MF DOOM, Legendary MC, Dies at 49

MF Doom

MF DOOM, Legendary MC, Dies at 49


MF DOOM, formally known as Daniel Dumile passed away on October 31st, 2020 at the age of 49.

The last day of a tumultuous year brings more bad news for Hip-Hop and its fans. The legendary MC MF DOOM died at the age of 49 on October 31st, 2020. What is there to say that has not already been said a thousand times about the Vaudeville Villain?

His music is a masterclass in un-convention. Both in beats and rhymes. For the most part, listening to MF DOOM required your attention in ways most other rappers did not. This can be attributed to his approach to flow, rhymes, and lyrical content. The villainous role was a rather fitting one.

It’s hard to choose one DOOM project as quintessential. A lot of people may choose Madvillainy first. And for good reason. MF DOOM and Madlib? What else is there to say? Tracks like Americas Most Blunted, Accordion, Meat Grinder, All Caps, you could name the whole album, are prime representations of what listening to MF DOOM is like.

That’s not to say his other albums aren’t in their own way. MM FOOD is just as clever, if not more. A whole album centered around food references. Cmon, only from DOOM.

Beyond a rapper, he was a seasoned and versatile producer as well, keeping his famous super-hero/cartoon sample influences close by. Often times producing much of his own music under various alter egos. MM Food, for example, was in-large produced by Metal Fingers. He also had production credits for Joey Bada$$, and Ghostface Killah just to name a few.
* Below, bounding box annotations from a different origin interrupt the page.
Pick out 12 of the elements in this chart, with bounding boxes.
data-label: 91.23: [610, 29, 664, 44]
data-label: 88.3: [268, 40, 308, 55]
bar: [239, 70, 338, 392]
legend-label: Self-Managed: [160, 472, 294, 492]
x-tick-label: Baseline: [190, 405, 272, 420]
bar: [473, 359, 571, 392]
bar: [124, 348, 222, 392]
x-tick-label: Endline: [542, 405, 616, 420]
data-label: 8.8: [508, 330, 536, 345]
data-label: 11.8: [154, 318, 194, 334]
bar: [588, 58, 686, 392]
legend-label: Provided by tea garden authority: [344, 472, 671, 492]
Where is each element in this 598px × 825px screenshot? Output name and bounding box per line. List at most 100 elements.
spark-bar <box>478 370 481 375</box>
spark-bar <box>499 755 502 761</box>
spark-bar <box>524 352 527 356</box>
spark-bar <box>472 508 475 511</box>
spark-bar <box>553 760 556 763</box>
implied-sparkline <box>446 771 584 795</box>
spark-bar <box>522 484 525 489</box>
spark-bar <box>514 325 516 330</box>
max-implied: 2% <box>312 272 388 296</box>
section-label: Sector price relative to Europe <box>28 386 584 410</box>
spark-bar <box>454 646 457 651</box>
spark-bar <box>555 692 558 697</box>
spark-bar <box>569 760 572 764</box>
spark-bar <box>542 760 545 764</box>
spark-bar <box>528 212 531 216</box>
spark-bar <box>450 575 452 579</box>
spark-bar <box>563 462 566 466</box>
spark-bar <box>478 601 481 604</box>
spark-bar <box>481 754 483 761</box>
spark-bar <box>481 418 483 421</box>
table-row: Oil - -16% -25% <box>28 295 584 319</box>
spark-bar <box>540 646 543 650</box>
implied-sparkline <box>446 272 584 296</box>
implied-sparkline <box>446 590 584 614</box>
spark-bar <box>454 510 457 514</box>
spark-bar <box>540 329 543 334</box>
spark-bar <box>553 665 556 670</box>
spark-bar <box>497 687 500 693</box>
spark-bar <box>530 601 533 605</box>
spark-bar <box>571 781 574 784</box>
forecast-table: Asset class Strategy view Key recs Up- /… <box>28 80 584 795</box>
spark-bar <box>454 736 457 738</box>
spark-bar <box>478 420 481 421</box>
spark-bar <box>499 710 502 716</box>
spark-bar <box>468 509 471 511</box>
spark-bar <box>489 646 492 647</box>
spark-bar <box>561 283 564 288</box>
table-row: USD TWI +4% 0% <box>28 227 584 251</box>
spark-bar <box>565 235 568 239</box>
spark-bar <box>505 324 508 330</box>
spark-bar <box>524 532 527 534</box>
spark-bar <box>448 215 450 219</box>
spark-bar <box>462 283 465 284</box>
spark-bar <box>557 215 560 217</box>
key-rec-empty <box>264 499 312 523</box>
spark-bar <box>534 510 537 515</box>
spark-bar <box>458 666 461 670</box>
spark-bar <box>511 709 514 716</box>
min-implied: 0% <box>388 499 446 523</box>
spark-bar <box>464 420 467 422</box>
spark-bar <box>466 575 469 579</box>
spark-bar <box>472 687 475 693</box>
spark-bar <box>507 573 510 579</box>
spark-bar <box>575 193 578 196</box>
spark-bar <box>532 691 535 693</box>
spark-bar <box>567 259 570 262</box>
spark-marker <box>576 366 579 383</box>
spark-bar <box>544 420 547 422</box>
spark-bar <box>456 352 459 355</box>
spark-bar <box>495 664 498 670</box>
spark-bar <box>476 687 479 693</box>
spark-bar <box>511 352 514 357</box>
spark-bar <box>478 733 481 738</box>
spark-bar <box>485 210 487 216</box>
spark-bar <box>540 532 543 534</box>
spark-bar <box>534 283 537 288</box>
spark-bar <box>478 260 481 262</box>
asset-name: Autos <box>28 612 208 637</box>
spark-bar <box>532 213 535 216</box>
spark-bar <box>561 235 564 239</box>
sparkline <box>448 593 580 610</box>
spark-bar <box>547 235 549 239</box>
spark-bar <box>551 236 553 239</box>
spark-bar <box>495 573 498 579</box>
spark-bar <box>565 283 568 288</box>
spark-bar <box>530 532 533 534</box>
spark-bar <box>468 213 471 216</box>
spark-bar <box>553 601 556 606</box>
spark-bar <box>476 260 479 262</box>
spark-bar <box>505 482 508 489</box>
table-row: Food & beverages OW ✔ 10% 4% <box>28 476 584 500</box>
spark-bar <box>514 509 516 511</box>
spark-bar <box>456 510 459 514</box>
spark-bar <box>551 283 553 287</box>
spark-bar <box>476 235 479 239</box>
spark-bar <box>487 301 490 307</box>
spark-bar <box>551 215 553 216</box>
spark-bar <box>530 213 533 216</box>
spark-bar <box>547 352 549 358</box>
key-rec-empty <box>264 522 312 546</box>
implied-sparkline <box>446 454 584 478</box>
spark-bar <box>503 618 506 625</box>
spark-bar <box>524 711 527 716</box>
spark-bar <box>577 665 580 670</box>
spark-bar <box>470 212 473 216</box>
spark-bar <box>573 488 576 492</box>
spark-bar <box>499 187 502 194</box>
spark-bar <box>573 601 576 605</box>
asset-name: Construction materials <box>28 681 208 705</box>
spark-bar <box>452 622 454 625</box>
DOOM had his fair share of alter egos and collaborative projects. Of course, we have to acknowledge the man before the mask, Zev Love X. But aside from MF DOOM he also went by King Geedorah, King Ghidra, Viktor Vaughn, Metal Fingers, DOOM, and Metal Face. Not to mention his collaborative projects with the likes of Danger Mouse, Sean Price, Czarface, and of course Madlib.

DOOM was your favorite MC’s favorite MC. The mask created an amazingly mysterious ethos around him that the music only amplified. Rarely is there a figure who is so willing to play the villain. And he took that role on with embrace and enthusiasm. We are forever grateful for his contribution to not only Hip-Hop music, but the culture as a whole.